Yeah, it seems unbelievable but that’s the word around. Australians are the hardest workers in the world, according to a new book, “How Australia Compares”, by Rodney Tiffen and Ross Gittins. Australians average 1855 hours of work a year, ahead of the Americans on 1835 hours and the Japanese on 1821.

Some main reasons for this change of sorts are:

1. Annual hours of work have actually been falling since about 1980 in most developed countries. Apparently annual hours have declined only fractionally in Australia, whereas they’ve fallen by 2.5 per cent in the US and by 14 per cent in Japan.

2. Australia has the second-highest proportion of part-time workers, 27 per cent – after the Netherlands. This implies that some full-timers must indeed be working very long hours each week.

3. With an increasing number of part-time workers (immigrants, expats, holiday-workers, international students etc.) around, many Oz’s may be working harder to keep their job.

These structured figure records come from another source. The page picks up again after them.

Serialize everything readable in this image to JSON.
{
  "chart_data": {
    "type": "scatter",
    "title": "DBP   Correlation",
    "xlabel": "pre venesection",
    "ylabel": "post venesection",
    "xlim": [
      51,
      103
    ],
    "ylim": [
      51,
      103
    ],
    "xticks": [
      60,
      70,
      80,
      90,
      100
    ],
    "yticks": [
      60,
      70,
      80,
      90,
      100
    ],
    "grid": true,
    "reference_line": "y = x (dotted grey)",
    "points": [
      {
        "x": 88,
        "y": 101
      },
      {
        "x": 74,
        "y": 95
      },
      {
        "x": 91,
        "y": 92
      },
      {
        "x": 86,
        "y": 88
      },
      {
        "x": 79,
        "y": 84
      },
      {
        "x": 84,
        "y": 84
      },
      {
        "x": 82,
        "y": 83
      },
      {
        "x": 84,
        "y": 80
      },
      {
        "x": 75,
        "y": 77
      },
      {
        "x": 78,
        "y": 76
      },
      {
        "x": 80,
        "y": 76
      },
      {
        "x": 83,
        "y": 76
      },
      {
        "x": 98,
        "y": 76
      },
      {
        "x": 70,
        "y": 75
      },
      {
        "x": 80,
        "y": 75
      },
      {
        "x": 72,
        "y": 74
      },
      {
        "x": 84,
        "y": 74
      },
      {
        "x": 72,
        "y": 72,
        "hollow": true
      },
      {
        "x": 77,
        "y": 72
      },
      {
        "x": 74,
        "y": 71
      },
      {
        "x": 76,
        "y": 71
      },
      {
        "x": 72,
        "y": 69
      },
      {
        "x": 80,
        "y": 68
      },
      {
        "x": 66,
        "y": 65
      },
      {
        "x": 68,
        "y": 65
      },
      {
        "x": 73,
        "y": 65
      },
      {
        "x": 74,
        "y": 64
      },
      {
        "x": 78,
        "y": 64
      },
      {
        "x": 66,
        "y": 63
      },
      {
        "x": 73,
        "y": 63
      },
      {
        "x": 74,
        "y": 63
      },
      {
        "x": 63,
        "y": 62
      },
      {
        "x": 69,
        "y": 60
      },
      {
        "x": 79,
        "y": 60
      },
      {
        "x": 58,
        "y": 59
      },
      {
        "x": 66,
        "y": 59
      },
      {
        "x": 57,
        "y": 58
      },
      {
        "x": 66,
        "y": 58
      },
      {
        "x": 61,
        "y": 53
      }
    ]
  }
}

The real question is, are the Australian’s also the world’s most productive workers? Spending hours on work is different than actually being productive in whatever one is doing. There “still is” a difference between a smart worker and a hard worker. Anyways, its weird how I cannot find the original news item on this subject, at CNN.com or Reuters.com. All links point to a ‘document not found / invalid’ page. Censorship?